After a Soviet-backed government was established in Poland, Rosenstein lived out her political ideals without turning a blind eye to hard realities. Among the tensions of the Cold War and the fallout of so much destruction from World War II, the Communist-led Polish People’s Republic faced ongoing strife and pursued a clampdown on civil liberties—while also delivering universal health care, education, the rebuilding of Warsaw, and the eradication of illiteracy.


The Rise of Rosenstein
Rosenstein’s long career saw her rise to the top of Eastern European art. She routinely returned to the memory of Nazi occupation and the unspeakable trauma of the Holocaust, while developing a visual language all her own—stunningly abstracted surrealism.

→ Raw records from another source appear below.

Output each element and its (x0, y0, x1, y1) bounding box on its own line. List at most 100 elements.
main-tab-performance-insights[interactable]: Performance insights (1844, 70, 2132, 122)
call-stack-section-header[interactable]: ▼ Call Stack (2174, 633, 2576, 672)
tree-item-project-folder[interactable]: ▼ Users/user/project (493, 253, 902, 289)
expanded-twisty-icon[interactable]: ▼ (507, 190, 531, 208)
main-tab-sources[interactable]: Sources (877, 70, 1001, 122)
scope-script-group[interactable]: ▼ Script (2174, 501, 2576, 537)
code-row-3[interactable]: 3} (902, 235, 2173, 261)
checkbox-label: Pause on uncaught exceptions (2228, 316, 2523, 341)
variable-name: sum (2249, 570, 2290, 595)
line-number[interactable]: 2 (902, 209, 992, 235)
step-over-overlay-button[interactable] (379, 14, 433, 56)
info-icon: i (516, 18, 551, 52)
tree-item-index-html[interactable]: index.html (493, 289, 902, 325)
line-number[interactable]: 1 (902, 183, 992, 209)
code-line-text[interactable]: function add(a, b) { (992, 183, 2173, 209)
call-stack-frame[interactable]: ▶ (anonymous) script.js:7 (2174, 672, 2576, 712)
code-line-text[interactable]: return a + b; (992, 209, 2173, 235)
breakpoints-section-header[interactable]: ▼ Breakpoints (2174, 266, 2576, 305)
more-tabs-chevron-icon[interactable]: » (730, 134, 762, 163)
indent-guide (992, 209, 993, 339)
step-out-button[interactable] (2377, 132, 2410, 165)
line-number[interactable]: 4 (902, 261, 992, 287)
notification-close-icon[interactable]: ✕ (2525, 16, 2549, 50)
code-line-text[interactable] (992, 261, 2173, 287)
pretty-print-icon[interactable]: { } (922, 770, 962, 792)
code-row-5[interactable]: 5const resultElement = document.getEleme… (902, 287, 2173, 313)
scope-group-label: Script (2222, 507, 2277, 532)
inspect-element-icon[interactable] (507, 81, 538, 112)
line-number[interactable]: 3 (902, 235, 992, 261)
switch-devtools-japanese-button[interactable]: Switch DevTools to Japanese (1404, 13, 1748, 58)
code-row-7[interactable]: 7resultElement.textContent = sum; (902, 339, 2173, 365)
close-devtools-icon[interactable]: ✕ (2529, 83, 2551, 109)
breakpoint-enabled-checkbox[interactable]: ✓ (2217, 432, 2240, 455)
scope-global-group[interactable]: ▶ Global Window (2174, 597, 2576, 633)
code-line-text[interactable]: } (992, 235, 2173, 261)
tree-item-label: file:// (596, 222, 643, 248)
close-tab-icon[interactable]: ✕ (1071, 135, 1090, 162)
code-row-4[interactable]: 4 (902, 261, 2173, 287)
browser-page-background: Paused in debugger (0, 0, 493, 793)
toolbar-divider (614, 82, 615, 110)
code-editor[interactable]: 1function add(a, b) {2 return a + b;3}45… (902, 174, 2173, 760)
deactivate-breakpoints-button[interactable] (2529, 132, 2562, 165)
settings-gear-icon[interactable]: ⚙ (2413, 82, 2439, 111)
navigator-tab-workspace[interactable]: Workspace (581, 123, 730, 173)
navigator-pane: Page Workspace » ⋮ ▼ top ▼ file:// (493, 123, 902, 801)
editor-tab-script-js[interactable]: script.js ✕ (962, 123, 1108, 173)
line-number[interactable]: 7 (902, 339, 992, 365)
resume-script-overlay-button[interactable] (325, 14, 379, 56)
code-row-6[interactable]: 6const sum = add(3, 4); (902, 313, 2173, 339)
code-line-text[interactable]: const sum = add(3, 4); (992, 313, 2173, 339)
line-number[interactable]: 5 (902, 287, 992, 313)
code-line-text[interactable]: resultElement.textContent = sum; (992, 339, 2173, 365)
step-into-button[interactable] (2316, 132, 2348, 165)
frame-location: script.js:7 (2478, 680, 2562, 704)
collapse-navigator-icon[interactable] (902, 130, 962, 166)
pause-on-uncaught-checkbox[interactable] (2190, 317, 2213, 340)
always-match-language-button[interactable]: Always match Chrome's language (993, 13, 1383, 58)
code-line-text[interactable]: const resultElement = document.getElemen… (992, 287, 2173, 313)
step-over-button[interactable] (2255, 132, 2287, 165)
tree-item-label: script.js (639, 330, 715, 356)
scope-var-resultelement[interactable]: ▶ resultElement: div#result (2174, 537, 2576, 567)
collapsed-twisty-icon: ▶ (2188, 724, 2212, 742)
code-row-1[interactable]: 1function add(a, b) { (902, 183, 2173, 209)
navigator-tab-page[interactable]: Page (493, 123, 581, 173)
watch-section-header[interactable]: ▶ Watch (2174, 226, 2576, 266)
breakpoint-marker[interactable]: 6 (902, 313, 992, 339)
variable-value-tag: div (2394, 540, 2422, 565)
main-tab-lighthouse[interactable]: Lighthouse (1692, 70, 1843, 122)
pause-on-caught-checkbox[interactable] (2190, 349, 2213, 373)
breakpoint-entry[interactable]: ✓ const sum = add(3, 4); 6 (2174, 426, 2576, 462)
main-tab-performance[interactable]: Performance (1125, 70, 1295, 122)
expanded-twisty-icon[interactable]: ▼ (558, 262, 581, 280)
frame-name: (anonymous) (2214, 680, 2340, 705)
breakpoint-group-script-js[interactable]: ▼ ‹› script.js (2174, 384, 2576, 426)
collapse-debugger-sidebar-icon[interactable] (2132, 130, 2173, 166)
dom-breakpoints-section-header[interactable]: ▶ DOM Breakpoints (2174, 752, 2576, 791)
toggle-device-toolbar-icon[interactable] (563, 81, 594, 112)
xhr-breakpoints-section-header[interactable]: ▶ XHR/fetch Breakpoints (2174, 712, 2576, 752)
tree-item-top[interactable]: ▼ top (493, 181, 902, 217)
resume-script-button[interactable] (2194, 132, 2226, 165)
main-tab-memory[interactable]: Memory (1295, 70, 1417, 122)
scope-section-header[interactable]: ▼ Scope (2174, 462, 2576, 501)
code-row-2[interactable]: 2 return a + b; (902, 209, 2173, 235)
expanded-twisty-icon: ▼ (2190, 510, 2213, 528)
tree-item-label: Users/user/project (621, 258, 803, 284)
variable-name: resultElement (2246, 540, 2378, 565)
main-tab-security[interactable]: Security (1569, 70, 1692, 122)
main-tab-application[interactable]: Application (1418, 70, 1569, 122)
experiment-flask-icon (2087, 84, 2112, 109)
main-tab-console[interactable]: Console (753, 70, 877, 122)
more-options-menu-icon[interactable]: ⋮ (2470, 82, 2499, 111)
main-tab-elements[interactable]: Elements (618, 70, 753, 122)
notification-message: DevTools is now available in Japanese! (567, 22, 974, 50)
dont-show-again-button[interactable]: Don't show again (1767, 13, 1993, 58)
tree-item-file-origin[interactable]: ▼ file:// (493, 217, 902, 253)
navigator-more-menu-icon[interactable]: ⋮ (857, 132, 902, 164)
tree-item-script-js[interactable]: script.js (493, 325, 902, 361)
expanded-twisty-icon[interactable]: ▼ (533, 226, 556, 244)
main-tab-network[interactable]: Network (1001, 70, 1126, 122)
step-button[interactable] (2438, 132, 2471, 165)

Though she never aligned herself with the officially sanctioned socialist-realist style, by the mid-1950s Rosenstein’s work began to take hold in the public consciousness. Soon, she was one of the most revered artists in the Poland scene.
Rosenstein’s biomorphic figures extend beyond painting into multimedia work made out of found objects.
In March 1968, student communists and other leftists took to the streets to protest the failures of the Soviet-backed regime. The result was brutal repression, and, after this, Rosenstein turned away from painting and focused on literature for a time—perhaps as a form of resistance.
As a writer, Rosenstein primarily wrote fairy tales and poetry. These pieces all featured surrealist subtexts, blending form, aesthetic, and meaning into a hypnotic brew.
Her biomorphic figures extend beyond painting into multimedia work made out of found objects. This fascination continued into the 1990s. Throughout the decade she made several ink drawings of these items—trash, organic matter, stones. She found them haunted by meaning and expressed these hidden stories visually.
Though a major name in Eastern Europe for much of her life, it was only after her death in 2021 that Rosenstein received her first monographic exhibition outside of Poland—“Once Upon a Time” at Hauser & Wirth.

The Surreal Appeal of Erna Rosenstein
I must now understand it all myself alone.
Ever deeper
and ever heavier.
Only it will remain.
— From “Rock (1)” by Erna Rosenstein
Rosenstein’s output of visual art and poetry tells a tale all its own. For the artist, “there are no distinct borders” between literature and painting. In this way, all of her work contains a driving narrative, a mythos that reverberates through every line and choice of color.
It is this narrative thread that binds all of her works together. It tells the story of a life lived among massive historical events, able to retain and reimagine the human dimension among the horror and ecstasy of existence.